Nous vivons aujourd’hui Delali, avec une acuité sans précédent le divorce entre la classe politique et ses électeurs de demain. Une jeunesse que des hommes sans vision ont convaincue que le meilleur moyen de réaliser ses rêves, c’est de rêver petit et immédiat. Une jeunesse à qui on a fait croire que le gain facile d’aujourd’hui était suffisant et que ne fallait pas en demander plus. Une jeunesse à qui on fait croire que construire les routes et les infrastructures dont nous avons été privés pendant deux décennies était le signe que le pays avançait, et que c’était une faveur que l’on nous faisait. Une jeunesse dont on achète méthodiquement et systématiquement le silence.

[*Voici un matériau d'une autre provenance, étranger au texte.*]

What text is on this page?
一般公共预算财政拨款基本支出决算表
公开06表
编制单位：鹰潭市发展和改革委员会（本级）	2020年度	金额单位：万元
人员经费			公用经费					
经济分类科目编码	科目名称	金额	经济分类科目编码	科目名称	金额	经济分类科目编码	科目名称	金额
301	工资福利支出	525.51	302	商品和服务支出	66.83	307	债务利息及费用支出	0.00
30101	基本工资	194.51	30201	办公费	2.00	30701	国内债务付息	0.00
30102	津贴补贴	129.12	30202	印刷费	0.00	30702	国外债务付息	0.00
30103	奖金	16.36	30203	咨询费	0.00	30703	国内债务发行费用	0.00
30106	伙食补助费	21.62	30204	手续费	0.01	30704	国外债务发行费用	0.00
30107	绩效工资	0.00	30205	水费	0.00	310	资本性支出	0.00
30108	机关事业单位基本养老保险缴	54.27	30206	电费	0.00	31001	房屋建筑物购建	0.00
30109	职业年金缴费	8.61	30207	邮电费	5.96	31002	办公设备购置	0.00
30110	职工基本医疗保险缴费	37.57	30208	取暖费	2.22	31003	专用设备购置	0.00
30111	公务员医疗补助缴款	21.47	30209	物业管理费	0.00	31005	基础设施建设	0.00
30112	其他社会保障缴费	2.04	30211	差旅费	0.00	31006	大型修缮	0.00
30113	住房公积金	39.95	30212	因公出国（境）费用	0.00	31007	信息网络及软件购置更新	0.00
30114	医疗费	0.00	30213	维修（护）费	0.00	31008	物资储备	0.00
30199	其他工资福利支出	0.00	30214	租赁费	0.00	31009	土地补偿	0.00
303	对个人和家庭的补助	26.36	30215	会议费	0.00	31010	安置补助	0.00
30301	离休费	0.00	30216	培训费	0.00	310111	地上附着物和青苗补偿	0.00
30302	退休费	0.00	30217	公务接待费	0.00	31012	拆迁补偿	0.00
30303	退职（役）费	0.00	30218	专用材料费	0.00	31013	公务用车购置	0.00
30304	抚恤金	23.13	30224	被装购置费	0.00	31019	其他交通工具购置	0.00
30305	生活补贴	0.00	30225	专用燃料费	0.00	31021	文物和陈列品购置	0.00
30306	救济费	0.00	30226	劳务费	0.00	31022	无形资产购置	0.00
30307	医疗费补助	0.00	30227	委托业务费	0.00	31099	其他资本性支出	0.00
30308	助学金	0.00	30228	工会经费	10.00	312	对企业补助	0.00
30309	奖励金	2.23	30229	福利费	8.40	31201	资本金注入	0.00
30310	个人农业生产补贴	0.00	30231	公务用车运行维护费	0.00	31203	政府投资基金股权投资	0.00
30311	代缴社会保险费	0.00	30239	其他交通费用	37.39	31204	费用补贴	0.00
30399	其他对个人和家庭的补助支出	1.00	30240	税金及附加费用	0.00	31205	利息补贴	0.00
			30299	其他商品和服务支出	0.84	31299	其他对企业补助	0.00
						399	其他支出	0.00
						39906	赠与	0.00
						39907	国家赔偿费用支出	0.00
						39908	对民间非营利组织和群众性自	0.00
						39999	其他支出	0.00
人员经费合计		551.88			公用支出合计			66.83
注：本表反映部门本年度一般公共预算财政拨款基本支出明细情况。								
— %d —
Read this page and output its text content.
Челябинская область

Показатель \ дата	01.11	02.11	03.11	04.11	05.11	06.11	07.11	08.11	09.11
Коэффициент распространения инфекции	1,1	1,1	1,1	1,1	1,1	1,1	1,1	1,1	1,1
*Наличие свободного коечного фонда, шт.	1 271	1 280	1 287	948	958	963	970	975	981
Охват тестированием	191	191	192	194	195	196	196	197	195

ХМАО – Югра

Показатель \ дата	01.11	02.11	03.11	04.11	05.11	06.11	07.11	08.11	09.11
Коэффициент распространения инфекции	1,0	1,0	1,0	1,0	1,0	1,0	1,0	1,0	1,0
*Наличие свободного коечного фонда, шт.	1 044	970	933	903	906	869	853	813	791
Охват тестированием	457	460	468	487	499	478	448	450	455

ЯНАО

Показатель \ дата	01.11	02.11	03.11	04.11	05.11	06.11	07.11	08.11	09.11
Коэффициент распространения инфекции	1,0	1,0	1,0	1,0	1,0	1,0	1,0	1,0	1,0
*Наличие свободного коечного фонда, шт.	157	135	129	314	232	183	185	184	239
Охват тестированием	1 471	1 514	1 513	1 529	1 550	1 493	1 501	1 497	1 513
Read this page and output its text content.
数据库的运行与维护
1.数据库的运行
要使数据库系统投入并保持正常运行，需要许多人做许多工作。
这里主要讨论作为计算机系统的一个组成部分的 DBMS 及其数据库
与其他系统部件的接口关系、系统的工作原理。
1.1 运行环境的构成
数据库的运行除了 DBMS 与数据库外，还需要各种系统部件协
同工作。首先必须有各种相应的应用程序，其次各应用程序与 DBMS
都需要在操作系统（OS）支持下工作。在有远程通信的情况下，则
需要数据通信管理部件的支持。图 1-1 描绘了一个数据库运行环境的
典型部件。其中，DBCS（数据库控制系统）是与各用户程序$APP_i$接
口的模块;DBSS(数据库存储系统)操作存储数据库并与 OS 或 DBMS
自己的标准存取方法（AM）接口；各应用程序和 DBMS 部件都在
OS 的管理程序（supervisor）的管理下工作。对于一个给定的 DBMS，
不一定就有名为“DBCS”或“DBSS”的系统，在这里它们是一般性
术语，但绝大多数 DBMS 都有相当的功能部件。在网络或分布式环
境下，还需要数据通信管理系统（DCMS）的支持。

Délali, je suis direct, il ne me semble pas utile d’offrir un troisième mandat à l’exécutif actuel pour qu’il déclare enfin un Quinquennat de la Jeunesse. Celui qui s’est vendu au Togolais comme étant un président jeune et qui est entouré depuis une décennie des antiquités du parti unique peut difficilement me convaincre s’il ne comprend pas qu’en dehors ce mirage phosphatique qui s’évapore avec les années, la véritable richesse de ce pays c’est sa jeunesse. Je doute des intentions de ceux qui disent penser à la jeunesse et qui mettent en œuvre des projets où on prête trente mille francs aux gens pour lancer une entreprise. Je doute de la bienveillance de ceux qui lancent des programmes pour que les zémidjans deviennent entrepreneurs comme si zémidjan c’était un métier que les gens font par choix, par plaisir.

Je m’en vais clore cette missive, en envoyant à travers toi une exhortation à toute la jeunesse togolaise. Tu dis Delali que tu t’es récemment teintée d’une couleur politique. Même si tu ne la dévoiles pas dans ta lettre (ce dont je te suis reconnaissant), je peux te dire qu’en tant qu’ancien graphiste, je ne souffre pas de daltonisme : ta couleur, je la vois bien. Laisse-moi te dire qu’il vaut mieux cela que ne pas être engagé(e) du tout. Il faut bien que des jeunes comme toi entrent dans l’arène, peu importe la couleur des armoiries que tu défends, pour que nous, jeunesse de ce pays puissions nous emparer à nouveau du débat public et l’amener à un autre niveau que la médiocrité à laquelle nous sommes habitués depuis quelques années. We are watching you !

Quant à moi, je n’ai toujours trouvé personne à suivre. Je réfléchis toujours, et comme ça prend du temps comme d’habitude avec moi, je retourne mes questions dans ma tête. Mais le moment vient. You’ll be watching me too…

Tu as cité d’entrée Corneille et Le Cid. Moi qui n’ai lu que très peu de classiques, je vais tenter de te faire passer toutes mes espérances en paraphrasant MC Solaar. Quoi ? Chacun a les références de son niveau non ? J’aurais, qui sait, plus de succès pour toucher leur cœur en citant, une référence qui est plus proche dans le temps de notre génération que Corneille. L’espoir fait vivre.

« Peut être comprendront-ils le sens du sacrifice, la différence entre les valeurs et puis l’artifice. »

Tu auras peut être été choquée par la façon hargneuse dont j’ai nommé mes axes de développement. Ce texte ne m’appartient pas, mais à Damien Saez dont j’ai écouté la chanson alors que je cherchais un angle pour te répondre. Je te souhaite bien du plaisir en écoutant la chanson.